Où va l’économie sud-américaine : interview avec Carlos Quenan

 

Carlos Quenan, vice-président de l’Institut des Amériques, économiste et  enseignant chercheur rattaché à l’Institut des Hautes Etudes de l’Amérique Latine (IHEAL) et au Centre de Recherche et de Documentation des Amériques (CREDA), livre sa vision du contexte économique actuel en Amérique latine et des relations économiques Europe/Amérique latine. 

 

Carlos Quenan, vice président de l'Institut des Amériques. Crédits: Michel Taube

Carlos Quenan, vice-président de l’Institut des Amériques.

 

 

Nous sommes en pleine Semaine de l’Amérique latine et des Caraïbes, le président de la république revient des Caraïbes où il a fait une visite assez remarquée. Ceci dit, quelle est la place de l’Amérique latine dans l’économie française et inversement ? Est-ce que l’Amérique latine compte pour l’économie française?

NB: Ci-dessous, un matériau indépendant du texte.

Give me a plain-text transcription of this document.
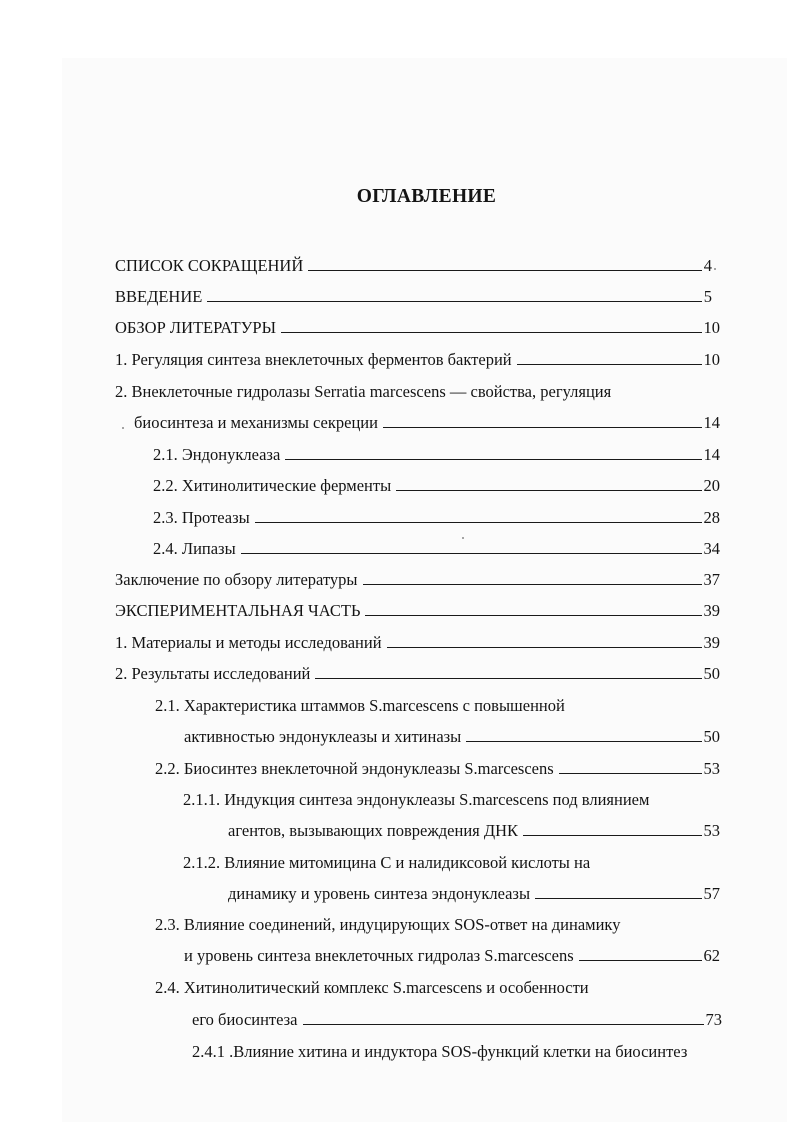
ОГЛАВЛЕНИЕ
СПИСОК СОКРАЩЕНИЙ	4
ВВЕДЕНИЕ	5
ОБЗОР ЛИТЕРАТУРЫ	10
1. Регуляция синтеза внеклеточных ферментов бактерий	10
2. Внеклеточные гидролазы Serratia marcescens — свойства, регуляция
биосинтеза и механизмы секреции	14
2.1. Эндонуклеаза	14
2.2. Хитинолитические ферменты	20
2.3. Протеазы	28
2.4. Липазы	34
Заключение по обзору литературы	37
ЭКСПЕРИМЕНТАЛЬНАЯ ЧАСТЬ	39
1. Материалы и методы исследований	39
2. Результаты исследований	50
2.1. Характеристика штаммов S.marcescens с повышенной
активностью эндонуклеазы и хитиназы	50
2.2. Биосинтез внеклеточной эндонуклеазы S.marcescens	53
2.1.1. Индукция синтеза эндонуклеазы S.marcescens под влиянием
агентов, вызывающих повреждения ДНК	53
2.1.2. Влияние митомицина С и налидиксовой кислоты на
динамику и уровень синтеза эндонуклеазы	57
2.3. Влияние соединений, индуцирующих SOS-ответ на динамику
и уровень синтеза внеклеточных гидролаз S.marcescens	62
2.4. Хитинолитический комплекс S.marcescens и особенности
его биосинтеза	73
2.4.1 .Влияние хитина и индуктора SOS-функций клетки на биосинтез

Carlos Quenan : Elle compte de manière relative puisque c’est un partenaire économique plutôt mineur. En termes commerciaux par exemple, elle n’a pas vraiment un poids très important même s’il y a des pays comme le Brésil qui peuvent représenter un et quelques pour cent des échanges commerciaux de la France. 

Certes, ce n’est pas beaucoup mais ce qui est plus intéressant, c’est le poids des investissements français en Amérique latine. La France a toujours été un investisseur non négligeable, notamment dans une perspective historique. Dans les années 30/40 déjà, des entreprises françaises étaient implantées en Amérique latine. Les grandes entreprises du secteur automobile comme par exemple Renault, Peugeot, Alstom mais aussi les entreprises du BTP avec une forte présence de Bouygues et d’autres groupes. Evidemment, ce n’est pas une présence comme celle de l’Espagne qui a été dans les années 90 le grand investisseur mais la présence française s’est beaucoup accrue en Argentine dans les années 90 lors de la période des privatisations. 

Et l’on voit une nouvelle impulsion dans la relation de la France avec l’Amérique latine ces dernières années. Je dirais que ce nouvel élan s’est fait ressentir surtout à partir de l’arrivée au pouvoir du président Hollande, via la mise en place « musclée » de la diplomatie économique à l’égard de l’ensemble des pays émergents, en particulier l’Amérique latine. Le nombre de visites de chefs d’Etats sud-américains en France a augmenté par rapport aux années précédentes et des initiatives originales ont été prises comme cette première visite d’un président français à Cuba, depuis l’indépendance de l’île en 1898.

 

La diplomatie économique française a-t-elle récemment remporté des succès et de nouveaux marchés ? Par exemple le groupe européen Airbus a décroché début mai un gros contrat avec la compagnie colombienne Avianca…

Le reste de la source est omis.